風来坊参男坊

思い付くまま、気が向くまま、記述する雑文。好奇心は若さの秘訣。退屈なら屁理屈が心の良薬。

おしどり夫婦・ライオン夫婦 95号

2007年06月05日 06時46分08秒 | 随想
高齢となり人生の悩みも有り、寺の草刈でもと思った時期があったが、適当な寺がなかったので、飯田市の援農ボランティアに興味本位で参加したのが、一年前のことである。
理工系の出身であるが、機械文明そして物・金万能文明に疲れて、還暦目前から農学系に変身したのである。4日間農家に泊り込み、寝食を共にして、果樹園の農作業を手伝う過酷な労働である。

80歳を超えるお爺さん・お婆さんが一生懸命に労働する姿を見ると「老人には負けられない」という闘争心が芽生え、やる気が出るのである。80歳は未知の領域であるが、お爺さん・お婆さんの生き方が参考になり、先生・先達である。会社勤めの時は「まだまだ若いもんには負けられん」というのが闘争心の火種であり、労働のモチベーションであった。競争社会に適合する人間として訓練されたので、絶えず競争相手を探さなければならない憐れな存在である。若いもんやお爺さん・お婆さんがいなくなった時の競争相手は誰になるのだろう。その時は「もう一人の私」との熾烈な戦いになる。

夕食後の団欒で、旅行談義をした時に発見したことがある。都市のサラリーマン夫婦が何年ぶりかの温泉旅行の二人旅を話題にしたのであるが、田舎の夫婦の話は、農業仲間の男同士の旅の話・青年団の外国旅行の話・老人会や婦人部の旅の話など、夫婦別々の旅の話が多いのである。四六時中、共に農作業で顔を合わせて、会話しているので、一人旅の話題が新鮮な様である。田舎と都市では正反対の楽しみなのである。田舎の農家の夫婦はおしどりのツガイで・都市のサラリーマンの夫婦はライオンのツガイの様である。ライオンは普段は別々の行動をし、繁殖の時期に会うのである。

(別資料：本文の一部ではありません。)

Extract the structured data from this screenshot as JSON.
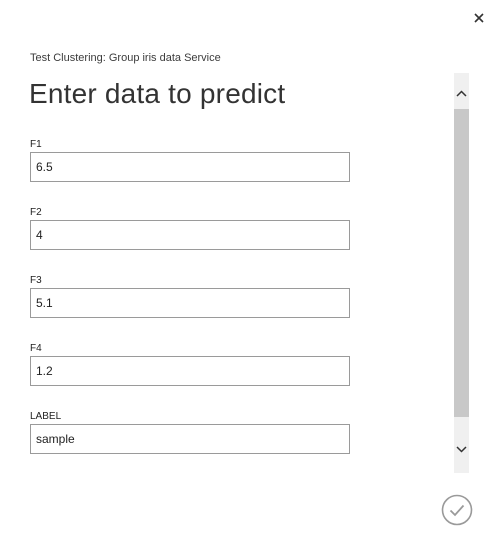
{
  "dialog": {
    "subtitle": "Test Clustering: Group iris data Service",
    "title": "Enter data to predict",
    "close_icon": "close-icon",
    "confirm_icon": "checkmark-circle-icon"
  },
  "fields": [
    {
      "label": "F1",
      "value": "6.5"
    },
    {
      "label": "F2",
      "value": "4"
    },
    {
      "label": "F3",
      "value": "5.1"
    },
    {
      "label": "F4",
      "value": "1.2"
    },
    {
      "label": "LABEL",
      "value": "sample"
    }
  ],
  "scrollbar": {
    "up_icon": "chevron-up-icon",
    "down_icon": "chevron-down-icon"
  },
  "colors": {
    "border": "#9a9a9a",
    "scroll_track": "#f0f0f0",
    "scroll_thumb": "#c8c8c8",
    "icon": "#333333",
    "confirm": "#9a9a9a"
  }
}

この事は農耕民族であった日本が、戦後、欧米の真似をして狩猟民族に変身してしまった為なのだろう。善悪は解からないけれども、田舎志向の思いの強い私のDNAには遠い先祖が百姓であった遺伝子が組み込まれている。先々代が廻船問屋で、母方は陸軍中将、先代は教師・専業主婦、現代は共稼ぎ会社員であるから、隔世遺伝で百姓のDNAが目覚めたのである。そして人間は何でも出来るのであるが、どれを選択するかは心の発露である。